Saturday 17 September 2011

Explaining Invisible Illnesses



I had a typically frustrating and hurried visit to my doctor this week. He's normally quite good, but a lack of empathy and understanding does sometimes come across. I wrote him a letter this morning, which many sufferers from invisible illnesses, such as ME/CFS, anxiety, depression or chronic pain may be able to relate to. I haven't decided whether to send it yet! Anyway, here it is...


Dear Dr -

Thank you for your help and support yesterday regarding my concerns about my anxiety and diazepam intake, and also for reassuring me about the other matter. I’m very grateful and in fact I was a lot less anxious yesterday as well!

I appreciate you as a doctor and all the help you’ve given me and the work you do. As you know, however, I sometimes feel frustrated by an apparent lack of empathy and understanding of me and my chronic illness, and I felt that way yesterday as well.

I readily admit to having difficulties sometimes in managing my anxiety, and that my fear of anxiety feelings sometimes encourages me to take a diazepam tablet for the sake of immediate relief; that was why I came to you yesterday for help and support. As you said, I am not addicted but the drug needs to be managed carefully. But that doesn’t mean that I don’t try my hardest to manage my anxiety in every other way I know as well. You suggested that I use distraction; well, I do that as much as I possibly can! I mean, I have a book to write! I love music, watching tennis, doing photography (landscapes and animals, mostly), socialising when I feel up to it, having sex when I can, playing with my cat, breathing in the fresh air of the downs, paddling or even swimming in the sea when I’m able to… I also practise meditation and relaxation and breathing techniques that I learned from a charity supporting anxiety sufferers (these same techniques also help my chronic pain, and were a vital part of the pain management programme I attended this summer). I do everything I can to manage my anxiety constructively and to try and get better. Yes, the temptation to take diazepam is there and I may give into it a bit too often at times. But I am the one who has to live with a condition which frightens me and causes great distress at times. And I feel sometimes that you don’t always give me enough credit for what I do to help myself which such a difficult condition. I have several friends who manage worse! (although as a fellow sufferer I fully appreciate the difficulties they face and that their anxiety is more severe and disabling than mine).

Perhaps it is partly because, when I come to see you, I tend to be worried about something and therefore come across as quite negative. Maybe I seem passive and not always giving myself enough credit, so you don’t see that positive side of me. I did however explain all this to you in an earlier, longer letter which you kindly read.

I also feel a need to correct a possible misunderstanding of yours regarding my ability to get out and exercise. I’m quoting you as accurately as I can remember. When I said that it’s more difficult for me to distract myself by going out and exercising because of my frequent need to rest, I think you said: “There’s always a reason. In my case it’s because I’m working. In your case it’s because you get a little bit tired.”

If I was a sufferer from ME I would probably feel insulted by that! But Dr -, I do not suffer from fatigue and I am generally no more tired than most people. I actually have a lot of energy and wish I could do a lot more than I presently do – as indeed I always did in the past. I often feel resentful of my frequent need to rest, which results not from chronic fatigue but because I have a chronic pain condition! My resting is not due to laziness or lack of motivation but because I am trying my best to follow a pacing programme which I learned years ago from an expert in managing chronic pain. The leaders of the pain management programme I attended taught the same thing: little steps forward, a gradual increase in activity interspersed with rests when needed to avoid incapacitating flare-ups. My chronic pain is only severe during flare-ups, but it is disabling at present because there are limits to what I can do. Those limitations are not due to being tired! I am not tired, I am not fatigued, I have a neuropathic pain condition which is notoriously difficult for anyone to manage.
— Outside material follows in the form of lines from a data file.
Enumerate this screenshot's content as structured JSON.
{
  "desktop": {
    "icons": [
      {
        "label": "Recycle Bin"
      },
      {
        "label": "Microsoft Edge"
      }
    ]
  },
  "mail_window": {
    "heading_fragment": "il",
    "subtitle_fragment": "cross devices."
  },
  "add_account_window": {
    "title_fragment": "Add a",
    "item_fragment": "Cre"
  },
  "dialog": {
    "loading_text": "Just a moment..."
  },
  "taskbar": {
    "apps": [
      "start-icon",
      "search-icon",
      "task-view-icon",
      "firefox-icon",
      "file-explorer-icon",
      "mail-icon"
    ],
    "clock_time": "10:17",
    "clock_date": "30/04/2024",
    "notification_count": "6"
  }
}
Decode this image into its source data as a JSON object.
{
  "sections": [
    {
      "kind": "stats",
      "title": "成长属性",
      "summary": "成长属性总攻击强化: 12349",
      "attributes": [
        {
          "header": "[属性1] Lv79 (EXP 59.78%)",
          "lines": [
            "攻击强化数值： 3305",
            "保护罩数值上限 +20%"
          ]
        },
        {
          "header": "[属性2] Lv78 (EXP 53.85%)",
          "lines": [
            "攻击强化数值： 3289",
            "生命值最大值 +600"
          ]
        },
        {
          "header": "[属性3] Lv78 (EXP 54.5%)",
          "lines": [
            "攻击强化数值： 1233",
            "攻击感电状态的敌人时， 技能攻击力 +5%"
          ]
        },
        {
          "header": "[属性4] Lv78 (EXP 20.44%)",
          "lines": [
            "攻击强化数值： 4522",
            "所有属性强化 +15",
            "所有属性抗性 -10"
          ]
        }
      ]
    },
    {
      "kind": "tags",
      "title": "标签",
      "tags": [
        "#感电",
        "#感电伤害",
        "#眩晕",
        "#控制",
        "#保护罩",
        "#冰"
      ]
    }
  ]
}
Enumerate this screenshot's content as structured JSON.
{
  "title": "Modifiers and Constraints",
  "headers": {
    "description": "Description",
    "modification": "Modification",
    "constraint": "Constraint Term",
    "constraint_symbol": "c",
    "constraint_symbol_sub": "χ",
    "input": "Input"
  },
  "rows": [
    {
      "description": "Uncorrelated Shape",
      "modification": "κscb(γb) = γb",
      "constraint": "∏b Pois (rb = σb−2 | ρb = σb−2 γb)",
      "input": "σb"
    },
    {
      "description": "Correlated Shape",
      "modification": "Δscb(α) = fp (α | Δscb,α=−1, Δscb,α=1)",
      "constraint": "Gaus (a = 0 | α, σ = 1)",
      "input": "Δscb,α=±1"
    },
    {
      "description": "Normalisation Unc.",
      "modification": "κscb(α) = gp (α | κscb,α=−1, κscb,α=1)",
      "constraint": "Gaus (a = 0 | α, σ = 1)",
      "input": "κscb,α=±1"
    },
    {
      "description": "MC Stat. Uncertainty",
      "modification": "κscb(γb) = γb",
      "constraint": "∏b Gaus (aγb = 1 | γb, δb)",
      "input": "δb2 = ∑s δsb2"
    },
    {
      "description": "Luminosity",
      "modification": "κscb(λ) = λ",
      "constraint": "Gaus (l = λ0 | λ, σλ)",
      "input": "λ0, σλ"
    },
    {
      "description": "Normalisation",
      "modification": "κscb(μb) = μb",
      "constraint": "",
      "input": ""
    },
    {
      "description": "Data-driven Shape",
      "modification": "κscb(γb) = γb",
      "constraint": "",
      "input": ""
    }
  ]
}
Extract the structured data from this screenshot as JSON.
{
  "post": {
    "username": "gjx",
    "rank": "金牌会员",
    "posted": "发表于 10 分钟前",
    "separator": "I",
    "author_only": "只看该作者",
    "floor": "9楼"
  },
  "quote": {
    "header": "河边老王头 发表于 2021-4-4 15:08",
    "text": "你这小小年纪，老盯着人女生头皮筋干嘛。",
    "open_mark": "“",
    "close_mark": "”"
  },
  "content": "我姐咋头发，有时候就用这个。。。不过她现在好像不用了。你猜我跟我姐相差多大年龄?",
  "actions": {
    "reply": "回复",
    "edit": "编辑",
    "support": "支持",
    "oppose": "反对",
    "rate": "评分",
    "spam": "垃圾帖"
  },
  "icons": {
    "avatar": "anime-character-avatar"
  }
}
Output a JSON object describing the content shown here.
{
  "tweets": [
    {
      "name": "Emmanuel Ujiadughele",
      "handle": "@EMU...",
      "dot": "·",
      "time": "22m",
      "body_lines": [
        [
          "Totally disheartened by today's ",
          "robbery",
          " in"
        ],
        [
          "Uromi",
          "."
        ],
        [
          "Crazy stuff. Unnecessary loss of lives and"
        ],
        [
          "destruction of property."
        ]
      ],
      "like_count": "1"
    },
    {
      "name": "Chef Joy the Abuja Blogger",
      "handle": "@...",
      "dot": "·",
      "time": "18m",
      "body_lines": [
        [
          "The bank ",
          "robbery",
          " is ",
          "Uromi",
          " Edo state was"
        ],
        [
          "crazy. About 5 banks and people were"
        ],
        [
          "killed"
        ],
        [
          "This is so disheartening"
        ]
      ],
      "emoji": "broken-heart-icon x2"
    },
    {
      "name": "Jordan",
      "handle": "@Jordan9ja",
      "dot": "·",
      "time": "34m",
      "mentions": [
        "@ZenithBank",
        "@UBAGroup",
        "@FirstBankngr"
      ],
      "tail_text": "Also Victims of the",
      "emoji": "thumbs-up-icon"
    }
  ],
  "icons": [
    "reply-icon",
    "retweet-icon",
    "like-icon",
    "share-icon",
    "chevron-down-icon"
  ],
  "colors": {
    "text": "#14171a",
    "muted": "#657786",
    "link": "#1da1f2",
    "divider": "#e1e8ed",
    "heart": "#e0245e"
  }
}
It’s possible that I’m over-reacting to your comment, because I hear so many similar comments elsewhere. If that is the case, then I’m sorry. I don’t usually hear them from health professionals, however, and I think that’s why I find it especially frustrating. Please excuse me if I am over-reacting but I kept thinking about it yesterday and it really affected my mood quite badly.

I am writing this, really, not just to get things off my chest but because I believe it might be helpful to you in understanding my condition and situation. I hope it does not bother or offend you that I’m doing this. I do appreciate your work as a doctor and you have of course been very helpful to me over the years.

I also understand that you must have a huge number of patients, and that it may be difficult to remember what I have told you in the past and therefore the details of how I manage my condition. I fully admit to my difficulties sometimes with medication and that I need to be a bit tougher with myself sometimes, as well as the fact that I have never yet really been able to overcome my fear of pain and anxiety and therefore my tendency sometimes to need a ‘quick fix’. I was badly traumatised by my experience with anxiety three years ago, and would do anything rather than go back to that. But because of that, I also do much that is positive and constructive, especially as I have two difficult conditions to manage, both of which tend to worsen or trigger the other.

Thank you for reading this, and I hope you understand and accept my reasons for writing to you about this.